Le Sejm polonais manque de 27 voix pour annuler le veto présidentiel sur les partenariats civils
Le Sejm polonais a voté jeudi 232 voix contre 199 pour annuler le veto du président Karol Nawrocki sur le projet de loi relatif au statut de la personne la plus proche, manquant de 27 voix la majorité des trois cinquièmes requise.
Vote parlementaire et seuil requis
Le Sejm polonais n'a pas réussi jeudi 17 septembre 2026 à annuler le veto présidentiel de la loi sur le statut de la personne la plus proche dans une relation et les accords de cohabitation conjointe. Annuler un veto présidentiel en Pologne nécessite une majorité des trois cinquièmes en présence d'au moins la moitié des 460 députés statutaires. Avec 431 députés votant et 28 ne participant pas, le seuil requis était de 259 voix. La motion pour annuler a obtenu 232 voix pour et 199 contre, zéro abstention, laissant les partisans à 27 voix de l'adoption du projet de loi. En cas de présence complète de 460 députés, l'annulation du veto aurait nécessité 276 voix.
- Le Parlement adopte la loi sur le statut de la personne la plus proche dans une relation
- Le président Karol Nawrocki oppose son veto à la législation
- Le Sejm vote 232 contre 199, manquant de 27 voix des 259 requises pour annuler le veto
Chronologie législative et veto présidentiel
La législation, ainsi que ses dispositions d'application, avait été adoptée par les deux chambres du Parlement après son adoption initiale le 29 mai 2026. Le projet de loi représentait le premier cadre législatif en Pologne permettant la formalisation juridique des partenariats civils, y compris pour les couples de même sexe. Le président Karol Nawrocki a opposé son veto à la mesure le 17 juillet 2026, arguant qu'il ne pouvait accepter des solutions affectant le statut spécial du mariage défini à l'article 18 de la Constitution comme l'union d'un homme et d'une femme. Le chef du cabinet présidentiel, Paweł Szefernaker, a défendu le veto présidentiel depuis la tribune du Sejm avant le vote.

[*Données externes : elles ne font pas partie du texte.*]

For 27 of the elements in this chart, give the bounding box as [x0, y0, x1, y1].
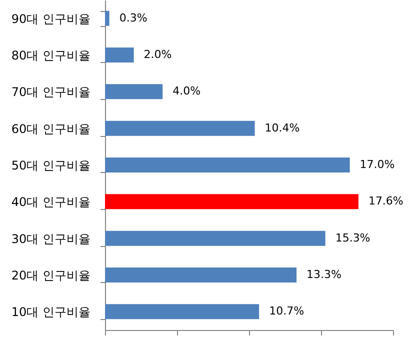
data-label: 0.3%: [119, 11, 148, 24]
y-tick-label: 20대 인구비율: [11, 268, 90, 282]
data-label: 17.0%: [360, 158, 395, 171]
data-label: 10.4%: [264, 121, 300, 134]
bar: [105, 230, 326, 246]
data-label: 15.3%: [335, 231, 370, 244]
bar: [105, 304, 260, 320]
y-tick-label: 30대 인구비율: [11, 232, 90, 246]
y-tick-label: 50대 인구비율: [11, 158, 90, 172]
bar: [105, 48, 134, 62]
bar: [105, 194, 358, 210]
bar: [105, 158, 350, 172]
y-tick-label: 60대 인구비율: [11, 122, 90, 136]
data-label: 17.6%: [368, 194, 404, 208]
y-tick-label: 90대 인구비율: [11, 12, 90, 26]
data-label: 4.0%: [172, 84, 201, 98]
bar: [105, 84, 163, 100]
data-label: 13.3%: [306, 268, 342, 281]
bar: [105, 10, 110, 26]
y-tick-label: 40대 인구비율: [11, 195, 90, 210]
data-label: 2.0%: [144, 48, 172, 61]
bar: [105, 268, 297, 282]
y-tick-label: 10대 인구비율: [11, 305, 90, 320]
bar: [105, 120, 255, 136]
y-tick-label: 70대 인구비율: [11, 85, 90, 100]
y-tick-label: 80대 인구비율: [11, 48, 90, 62]
data-label: 10.7%: [269, 304, 304, 318]
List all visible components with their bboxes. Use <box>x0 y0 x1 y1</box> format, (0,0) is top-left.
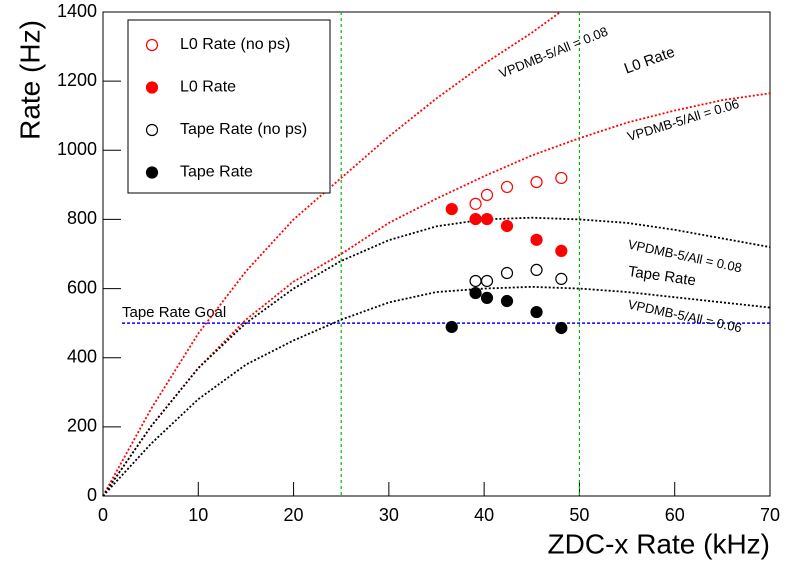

Le président est prêt à soutenir des solutions qui seront pratiques, transparentes et conformes à la Constitution.
- Coalition civique
- 152 voix
- PSL-Troisième Voie
- 23 voix
- Lewica
- 20 voix
- Centrum
- 14 voix
- Polska 2050
- 14 voix
- Indépendant
- 5 voix
- Razem
- 4 voix
Alignement des partis et répartition des votes
Le vote pour annuler le veto a recueilli 232 bulletins de soutien de la part des rangs gouvernementaux, comprenant 152 députés de la Coalition civique, 23 du PSL-Troisième Voie, 20 de Lewica, 14 de Centrum, 14 de Polska 2050, 4 de Razem et 5 députés indépendants. Les opposants ont rassemblé 199 voix, composées de 140 députés de Droit et Justice, 35 du groupe Rozwój Plus de Mateusz Morawiecki, 12 de Konfederacja, 5 du PSL-Troisième Voie, 3 de la Confédération de la Couronne polonaise, 2 de Demokracja et 2 indépendants. L'opposition unanime de Rozwój Plus a empêché la coalition gouvernementale d'obtenir la supermajorité des trois cinquièmes requise.
- PiS
- 140 voix
- Rozwój Plus
- 35 voix
- Konfederacja
- 12 voix
- PSL-Troisième Voie
- 5 voix
- Konfederacja KP
- 3 voix
- Demokracja
- 2 voix
- Indépendant
- 2 voix
Dispositions et réactions politiques
La loi proposée aurait permis à deux adultes de conclure un accord devant un notaire, enregistré auprès d'un bureau d'état civil. Le contrat était conçu pour régir la communauté légale de biens, les obligations alimentaires mutuelles, les droits au logement, l'accès hospitalier aux informations médicales et les arrangements funéraires, avec la possibilité d'annexer des testaments mutuels et de résoudre les questions fiscales et successorales. La plénipotentiaire du gouvernement pour l'égalité, Katarzyna Kotula, a critiqué les députés conservateurs pour maintenir des barrières juridiques contre les couples non mariés.
On ne peut pas choisir une disposition de la constitution et l'utiliser comme un outil pour exclure d'autres citoyens de la protection juridique.
La députée de la Coalition civique Małgorzata Tracz a souligné qu'environ neuf pour cent des familles en Pologne vivent en union informelle, déclarant que la proposition offrait une sécurité juridique de base plutôt qu'un changement institutionnel. Le député de la Nouvelle Gauche Tomasz Trela a critiqué les factions de droite sur les réseaux sociaux, tandis que des responsables présidentiels, dont Szefernaker et le député de Droit et Justice Zbigniew Bogucki, ont publié des déclarations confirmant que le veto avait été maintenu avec succès.